Venice has announced plans to ban loudspeakers and large tourist groups as part of the latest efforts to combat over-tourism in the historical city.

The move – which prohibits tourist groups of more than 25 people – was announced on Saturday and is set to come into effect in June next year.

In a statement, the city justified the measures by saying that the use of loudspeakers “may cause confusion and disturbance”, while the tourist group restriction will “respect the fragility of Venice”.

“It is a provision that is part of a broader framework of interventions aimed at improving and better managing tourism in Venice, thus guaranteeing a greater balance between the needs of those who live in the city, either as residents or workers, and those who come to visit the city,” the city’s security councillor Elisabetta Pesce said.

The councillor for commerce, Sebastiano Costalonga, added: “The administration not only wants to give precise rules for respecting the fragility of Venice, the traffic, and coexistence with those who live in Venice, but also give a signal regarding the presence of unauthorised tourist guides, which with this new article will no longer be tolerated.”

The latest measures come after the city introduced a fee for day tourists visiting the city.
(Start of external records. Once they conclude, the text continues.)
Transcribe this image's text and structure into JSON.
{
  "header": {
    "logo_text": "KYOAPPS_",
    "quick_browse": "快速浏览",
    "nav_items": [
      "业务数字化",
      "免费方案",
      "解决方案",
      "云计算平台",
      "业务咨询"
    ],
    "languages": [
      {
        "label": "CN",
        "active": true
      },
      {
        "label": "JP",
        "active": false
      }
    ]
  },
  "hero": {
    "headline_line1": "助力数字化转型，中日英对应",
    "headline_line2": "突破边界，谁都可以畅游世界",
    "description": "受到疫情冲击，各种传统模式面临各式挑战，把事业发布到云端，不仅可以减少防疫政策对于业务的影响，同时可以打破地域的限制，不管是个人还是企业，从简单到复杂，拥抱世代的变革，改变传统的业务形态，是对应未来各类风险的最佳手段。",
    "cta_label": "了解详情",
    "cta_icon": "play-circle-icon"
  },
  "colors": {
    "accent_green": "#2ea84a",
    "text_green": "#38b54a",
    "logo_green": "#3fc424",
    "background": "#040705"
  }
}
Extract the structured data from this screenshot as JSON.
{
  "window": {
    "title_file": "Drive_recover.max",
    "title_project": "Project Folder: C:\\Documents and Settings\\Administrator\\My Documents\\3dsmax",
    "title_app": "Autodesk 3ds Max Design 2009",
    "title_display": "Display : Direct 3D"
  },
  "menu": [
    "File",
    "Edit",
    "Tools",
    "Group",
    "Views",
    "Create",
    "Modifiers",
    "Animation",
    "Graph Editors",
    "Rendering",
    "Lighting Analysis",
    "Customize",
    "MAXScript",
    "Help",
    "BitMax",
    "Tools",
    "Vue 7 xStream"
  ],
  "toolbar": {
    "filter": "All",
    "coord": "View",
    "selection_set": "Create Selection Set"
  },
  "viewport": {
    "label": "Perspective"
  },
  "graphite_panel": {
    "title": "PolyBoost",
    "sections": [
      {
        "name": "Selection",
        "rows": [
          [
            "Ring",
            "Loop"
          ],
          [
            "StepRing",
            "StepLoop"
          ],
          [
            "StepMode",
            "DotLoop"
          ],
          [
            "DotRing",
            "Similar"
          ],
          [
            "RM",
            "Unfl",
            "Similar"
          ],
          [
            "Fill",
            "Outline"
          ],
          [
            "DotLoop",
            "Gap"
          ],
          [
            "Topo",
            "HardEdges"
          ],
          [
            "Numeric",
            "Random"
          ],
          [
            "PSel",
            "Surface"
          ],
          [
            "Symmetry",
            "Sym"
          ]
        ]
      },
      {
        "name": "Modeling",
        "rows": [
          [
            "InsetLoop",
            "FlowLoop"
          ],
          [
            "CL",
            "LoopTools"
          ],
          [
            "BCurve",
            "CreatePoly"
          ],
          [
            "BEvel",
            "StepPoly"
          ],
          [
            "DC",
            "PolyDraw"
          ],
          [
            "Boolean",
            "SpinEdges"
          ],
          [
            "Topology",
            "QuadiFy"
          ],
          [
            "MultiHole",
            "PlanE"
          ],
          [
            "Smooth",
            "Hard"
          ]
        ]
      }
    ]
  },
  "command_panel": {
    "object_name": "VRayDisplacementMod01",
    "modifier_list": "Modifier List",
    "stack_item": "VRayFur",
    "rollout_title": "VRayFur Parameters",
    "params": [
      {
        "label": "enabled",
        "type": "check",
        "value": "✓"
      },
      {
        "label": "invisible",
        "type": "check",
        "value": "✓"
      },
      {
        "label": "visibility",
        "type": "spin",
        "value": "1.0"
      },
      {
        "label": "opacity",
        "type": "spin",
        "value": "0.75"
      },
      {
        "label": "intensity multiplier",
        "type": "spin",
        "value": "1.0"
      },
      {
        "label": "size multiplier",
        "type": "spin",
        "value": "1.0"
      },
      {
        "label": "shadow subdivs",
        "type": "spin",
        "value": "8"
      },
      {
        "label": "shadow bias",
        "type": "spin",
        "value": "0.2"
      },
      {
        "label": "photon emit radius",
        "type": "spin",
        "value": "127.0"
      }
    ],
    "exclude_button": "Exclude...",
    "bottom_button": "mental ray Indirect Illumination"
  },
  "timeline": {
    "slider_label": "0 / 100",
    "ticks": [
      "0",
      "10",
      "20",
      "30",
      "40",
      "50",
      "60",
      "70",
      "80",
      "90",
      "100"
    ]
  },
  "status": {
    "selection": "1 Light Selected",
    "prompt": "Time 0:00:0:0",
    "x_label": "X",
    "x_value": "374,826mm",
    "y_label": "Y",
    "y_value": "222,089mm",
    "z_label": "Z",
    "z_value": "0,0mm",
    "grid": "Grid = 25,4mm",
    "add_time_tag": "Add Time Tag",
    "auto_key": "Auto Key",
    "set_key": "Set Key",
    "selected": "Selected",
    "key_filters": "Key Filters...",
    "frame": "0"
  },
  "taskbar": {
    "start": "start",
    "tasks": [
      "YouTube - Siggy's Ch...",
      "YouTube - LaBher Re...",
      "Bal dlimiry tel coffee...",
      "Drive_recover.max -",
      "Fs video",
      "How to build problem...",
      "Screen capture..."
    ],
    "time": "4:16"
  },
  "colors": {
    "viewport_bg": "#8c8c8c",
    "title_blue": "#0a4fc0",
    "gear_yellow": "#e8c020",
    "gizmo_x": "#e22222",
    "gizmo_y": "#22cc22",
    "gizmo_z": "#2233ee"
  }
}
The €5 (£4.34) per person fee will be applied on 29 peak days between April and mid-July, which include most weekends.

Large cruise ships were also banned from entering the historic centre of Venice in 2021 after a ship crashed into a harbour.

The historic city is just 7.6 sq km (2.7 square miles) in size, but it hosted almost 13 million tourists in 2019 and the number of visitors is expected to rise even further in the coming years.

Damage done to Venice by the extremely high level of tourism previously prompted Unesco to recommend adding the city to the list of world heritage sites in danger in July.

The organisation said the city was at risk of “irreversible” damage from overwhelming tourism, overdevelopment, and rising sea levels due to climate change.